Now new research confirms what public health officials have long known: Children whose parents refuse to allow chickenpox vaccination are at increased risk for getting the disease.
From a group of close to 90,000 children enrolled in a Colorado health plan, researchers from the Kaiser Permanente Institute for Health Research in Denver identified 133 children who got chickenpox and compared them to 493 children matched for sex, age, and length of enrollment in the health plan who did not get the disease.
They found that children were nine times as likely to get chickenpox, also known as varicella, when their parents refused to have them vaccinated.
Overall, about 5% of chickenpox cases were attributable to vaccine refusal.
Seven children with chickenpox in the study (5%) were not vaccinated due to parental objections, compared to three (0.6%) without a history of chickenpox.
"Many parents refuse the varicella vaccine because they think of chickenpox as a mild illness, but this is not necessarily true," study investigator Jason M. Glanz, PhD, of Kaiser Permanente tells WebMD.
"Before the vaccine there were 100 deaths and 10,000 hospitalizations a year due to varicella. It can cause very severe illness in newborns and adults and in children with compromised immune systems."
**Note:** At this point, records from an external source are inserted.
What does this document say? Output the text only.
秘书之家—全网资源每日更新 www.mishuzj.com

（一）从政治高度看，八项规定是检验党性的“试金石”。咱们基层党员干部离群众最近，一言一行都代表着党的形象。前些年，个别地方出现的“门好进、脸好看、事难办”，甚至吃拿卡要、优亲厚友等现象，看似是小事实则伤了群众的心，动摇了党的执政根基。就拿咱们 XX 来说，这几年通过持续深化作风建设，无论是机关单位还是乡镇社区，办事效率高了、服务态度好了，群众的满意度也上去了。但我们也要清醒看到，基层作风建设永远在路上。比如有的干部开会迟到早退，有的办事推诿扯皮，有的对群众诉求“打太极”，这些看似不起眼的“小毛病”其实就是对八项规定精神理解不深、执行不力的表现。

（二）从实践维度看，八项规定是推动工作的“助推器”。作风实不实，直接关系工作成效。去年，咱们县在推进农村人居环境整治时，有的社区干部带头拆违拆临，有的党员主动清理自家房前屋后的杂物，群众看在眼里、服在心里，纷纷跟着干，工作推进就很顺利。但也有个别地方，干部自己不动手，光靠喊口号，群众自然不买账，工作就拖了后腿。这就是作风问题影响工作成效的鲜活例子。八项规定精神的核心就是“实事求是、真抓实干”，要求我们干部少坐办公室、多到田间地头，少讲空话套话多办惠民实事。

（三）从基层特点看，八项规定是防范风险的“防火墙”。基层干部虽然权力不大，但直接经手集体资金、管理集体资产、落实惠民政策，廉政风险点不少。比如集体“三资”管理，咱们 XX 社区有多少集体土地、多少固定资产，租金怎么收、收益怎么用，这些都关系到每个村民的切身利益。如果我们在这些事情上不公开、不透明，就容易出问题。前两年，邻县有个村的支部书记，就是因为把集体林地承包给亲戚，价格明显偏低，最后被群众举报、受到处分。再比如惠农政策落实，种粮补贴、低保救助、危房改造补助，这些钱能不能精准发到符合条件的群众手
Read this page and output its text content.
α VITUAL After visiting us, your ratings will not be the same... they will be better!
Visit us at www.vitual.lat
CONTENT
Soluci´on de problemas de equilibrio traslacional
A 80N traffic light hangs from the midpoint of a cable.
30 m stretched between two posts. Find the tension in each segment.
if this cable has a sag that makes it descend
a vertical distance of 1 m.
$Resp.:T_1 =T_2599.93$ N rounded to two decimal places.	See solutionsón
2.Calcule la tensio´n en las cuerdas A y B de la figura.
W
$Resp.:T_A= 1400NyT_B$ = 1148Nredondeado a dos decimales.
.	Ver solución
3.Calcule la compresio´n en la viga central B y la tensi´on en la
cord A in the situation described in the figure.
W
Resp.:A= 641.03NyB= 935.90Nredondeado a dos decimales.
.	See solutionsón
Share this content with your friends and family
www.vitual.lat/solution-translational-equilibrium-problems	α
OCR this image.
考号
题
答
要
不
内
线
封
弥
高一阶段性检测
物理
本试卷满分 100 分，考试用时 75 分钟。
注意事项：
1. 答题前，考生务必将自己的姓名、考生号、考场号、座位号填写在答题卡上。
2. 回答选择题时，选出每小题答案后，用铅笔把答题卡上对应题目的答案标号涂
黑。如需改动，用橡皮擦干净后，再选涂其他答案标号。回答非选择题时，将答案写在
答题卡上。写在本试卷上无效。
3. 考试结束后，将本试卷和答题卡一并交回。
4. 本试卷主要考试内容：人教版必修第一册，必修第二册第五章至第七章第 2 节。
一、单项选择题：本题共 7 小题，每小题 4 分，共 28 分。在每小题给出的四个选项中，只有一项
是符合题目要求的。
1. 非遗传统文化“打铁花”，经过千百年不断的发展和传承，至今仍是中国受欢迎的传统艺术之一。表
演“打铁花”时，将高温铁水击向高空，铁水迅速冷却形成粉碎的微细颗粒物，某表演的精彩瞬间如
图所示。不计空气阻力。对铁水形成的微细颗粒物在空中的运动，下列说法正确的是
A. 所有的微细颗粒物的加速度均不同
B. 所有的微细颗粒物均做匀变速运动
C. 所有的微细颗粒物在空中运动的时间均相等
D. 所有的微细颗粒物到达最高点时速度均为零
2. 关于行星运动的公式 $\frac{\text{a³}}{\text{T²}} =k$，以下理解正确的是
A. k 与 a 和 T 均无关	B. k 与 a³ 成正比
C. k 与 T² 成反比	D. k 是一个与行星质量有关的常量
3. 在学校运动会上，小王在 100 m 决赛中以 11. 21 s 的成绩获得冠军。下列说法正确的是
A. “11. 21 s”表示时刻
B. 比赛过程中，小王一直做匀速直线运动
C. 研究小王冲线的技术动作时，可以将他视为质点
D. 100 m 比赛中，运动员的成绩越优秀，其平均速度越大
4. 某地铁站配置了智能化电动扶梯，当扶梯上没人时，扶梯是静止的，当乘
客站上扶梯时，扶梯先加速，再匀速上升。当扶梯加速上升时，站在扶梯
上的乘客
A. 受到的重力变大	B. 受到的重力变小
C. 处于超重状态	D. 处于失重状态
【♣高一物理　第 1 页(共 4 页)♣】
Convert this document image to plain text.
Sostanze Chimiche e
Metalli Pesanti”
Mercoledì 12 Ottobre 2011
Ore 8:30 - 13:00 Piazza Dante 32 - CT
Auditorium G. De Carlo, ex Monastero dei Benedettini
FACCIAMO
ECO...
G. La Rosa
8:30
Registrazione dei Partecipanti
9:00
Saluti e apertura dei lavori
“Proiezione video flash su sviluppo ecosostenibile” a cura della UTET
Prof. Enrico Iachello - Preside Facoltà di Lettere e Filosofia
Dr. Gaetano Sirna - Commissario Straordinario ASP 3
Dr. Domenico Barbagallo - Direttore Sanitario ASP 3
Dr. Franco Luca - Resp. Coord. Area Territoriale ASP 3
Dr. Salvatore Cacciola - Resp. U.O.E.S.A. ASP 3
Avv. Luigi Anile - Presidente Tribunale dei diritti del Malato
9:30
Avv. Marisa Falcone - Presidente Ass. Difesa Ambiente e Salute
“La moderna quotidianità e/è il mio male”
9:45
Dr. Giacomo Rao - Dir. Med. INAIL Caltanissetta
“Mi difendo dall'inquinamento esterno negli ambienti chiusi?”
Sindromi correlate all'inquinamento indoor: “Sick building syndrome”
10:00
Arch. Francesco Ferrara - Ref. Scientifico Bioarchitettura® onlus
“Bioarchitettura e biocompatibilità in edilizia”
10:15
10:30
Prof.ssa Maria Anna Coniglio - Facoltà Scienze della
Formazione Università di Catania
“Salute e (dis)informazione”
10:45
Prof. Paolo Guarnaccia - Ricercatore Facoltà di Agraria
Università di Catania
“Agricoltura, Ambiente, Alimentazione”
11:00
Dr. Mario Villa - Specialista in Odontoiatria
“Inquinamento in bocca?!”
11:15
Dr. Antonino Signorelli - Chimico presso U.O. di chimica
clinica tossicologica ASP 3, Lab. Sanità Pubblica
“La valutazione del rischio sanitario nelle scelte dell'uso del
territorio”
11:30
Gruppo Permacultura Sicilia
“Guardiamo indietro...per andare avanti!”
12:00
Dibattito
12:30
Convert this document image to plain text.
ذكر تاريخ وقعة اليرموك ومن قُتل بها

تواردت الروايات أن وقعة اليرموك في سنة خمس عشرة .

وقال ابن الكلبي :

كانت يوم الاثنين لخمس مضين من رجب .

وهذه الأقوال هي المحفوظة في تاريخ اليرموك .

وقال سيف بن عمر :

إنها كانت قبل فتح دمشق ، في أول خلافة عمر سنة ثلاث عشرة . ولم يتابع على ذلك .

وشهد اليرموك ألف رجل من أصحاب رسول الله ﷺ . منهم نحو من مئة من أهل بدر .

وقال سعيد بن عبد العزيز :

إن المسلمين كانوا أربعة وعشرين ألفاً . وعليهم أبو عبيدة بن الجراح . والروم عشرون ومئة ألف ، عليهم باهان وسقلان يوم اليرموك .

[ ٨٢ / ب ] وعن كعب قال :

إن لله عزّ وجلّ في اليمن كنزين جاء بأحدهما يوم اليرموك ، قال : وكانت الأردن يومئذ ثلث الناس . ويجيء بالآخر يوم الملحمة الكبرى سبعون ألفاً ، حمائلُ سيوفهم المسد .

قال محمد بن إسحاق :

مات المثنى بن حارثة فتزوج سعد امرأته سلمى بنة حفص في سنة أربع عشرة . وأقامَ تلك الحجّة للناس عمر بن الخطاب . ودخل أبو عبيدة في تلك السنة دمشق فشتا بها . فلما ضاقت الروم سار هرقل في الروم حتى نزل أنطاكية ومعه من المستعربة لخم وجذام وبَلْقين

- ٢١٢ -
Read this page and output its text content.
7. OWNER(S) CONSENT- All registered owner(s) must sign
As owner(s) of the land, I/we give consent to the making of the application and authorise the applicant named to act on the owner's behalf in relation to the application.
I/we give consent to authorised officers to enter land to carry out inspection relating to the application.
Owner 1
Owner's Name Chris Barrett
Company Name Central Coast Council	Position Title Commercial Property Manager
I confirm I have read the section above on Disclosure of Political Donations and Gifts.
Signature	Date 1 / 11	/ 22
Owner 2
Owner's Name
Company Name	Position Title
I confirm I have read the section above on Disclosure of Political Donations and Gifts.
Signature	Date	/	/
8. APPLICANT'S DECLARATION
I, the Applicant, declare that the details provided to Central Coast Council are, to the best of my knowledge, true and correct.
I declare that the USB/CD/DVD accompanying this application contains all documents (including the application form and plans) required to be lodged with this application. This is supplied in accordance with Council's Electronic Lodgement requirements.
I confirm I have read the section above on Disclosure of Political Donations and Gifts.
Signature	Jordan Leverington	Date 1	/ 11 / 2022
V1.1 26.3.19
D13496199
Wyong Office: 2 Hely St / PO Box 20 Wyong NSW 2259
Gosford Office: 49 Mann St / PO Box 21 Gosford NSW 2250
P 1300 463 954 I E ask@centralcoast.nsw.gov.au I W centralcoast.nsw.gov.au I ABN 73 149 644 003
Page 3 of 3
CDC: Chickenpox Vaccine Is Safe
The CDC recommends that all healthy children who haven't had chickenpox should receive two doses of chickenpox vaccine, with a first dose optimally given between 12 and 15 months of age and a second dose given between 4-6 years of age (or at least three months later than the first dose).
Vaccination is also recommended for older children and adults who have no evidence of prior infection with the varicella zoster virus (VZV), which causes chickenpox.
But several studies suggest that the VZV vaccine is the most commonly refused childhood vaccine.
It is not exactly clear how many parents choose not to have their children vaccinated.
"The best estimates we have suggest that about 1% to 2% of parents refuse vaccinations for their children, and there is evidence to suggest this number may be growing," Glanz says.
Infectious disease specialist William Schaffner, MD, says while the number of parents who reject all vaccines for their children remains small, the number with specific concerns about vaccines and vaccination schedules appears to be growing.
Schaffner is professor and chairman of preventive medicine at the Vanderbilt University School of Medicine in Nashville, Tenn.
"The pediatricians I talk to are telling me that the time they spend addressing parents' concerns about vaccinations has grown exponentially over the past five years," he says.
VZV Vaccine Very Effective
The VZV vaccine is almost 100% effective for preventing severe cases of chickenpox. Roughly one in 10 children who is vaccinated gets a milder case of the disease.
Vaccination is also believed to prevent the painful, nerve-related condition known as shingles, which is common among older adults and is also caused by the varicella zoster virus.
According to the National Institutes of Health, people who have been vaccinated against chickenpox appear to be less likely to get shingles later in life.
Schaffner says children who aren't vaccinated can have severe complications including bacterial infections and pneumonia if they get chickenpox.
And unvaccinated children are more likely to expose others who can't be vaccinated to the disease or are at high risk for severe chickenpox infection, including young infants, pregnant women, and people with weakened immune systems.
"We vaccinate the strong so that the weak are protected," he says. "Vaccination has always had two functions: to protect the individual and to protect the community."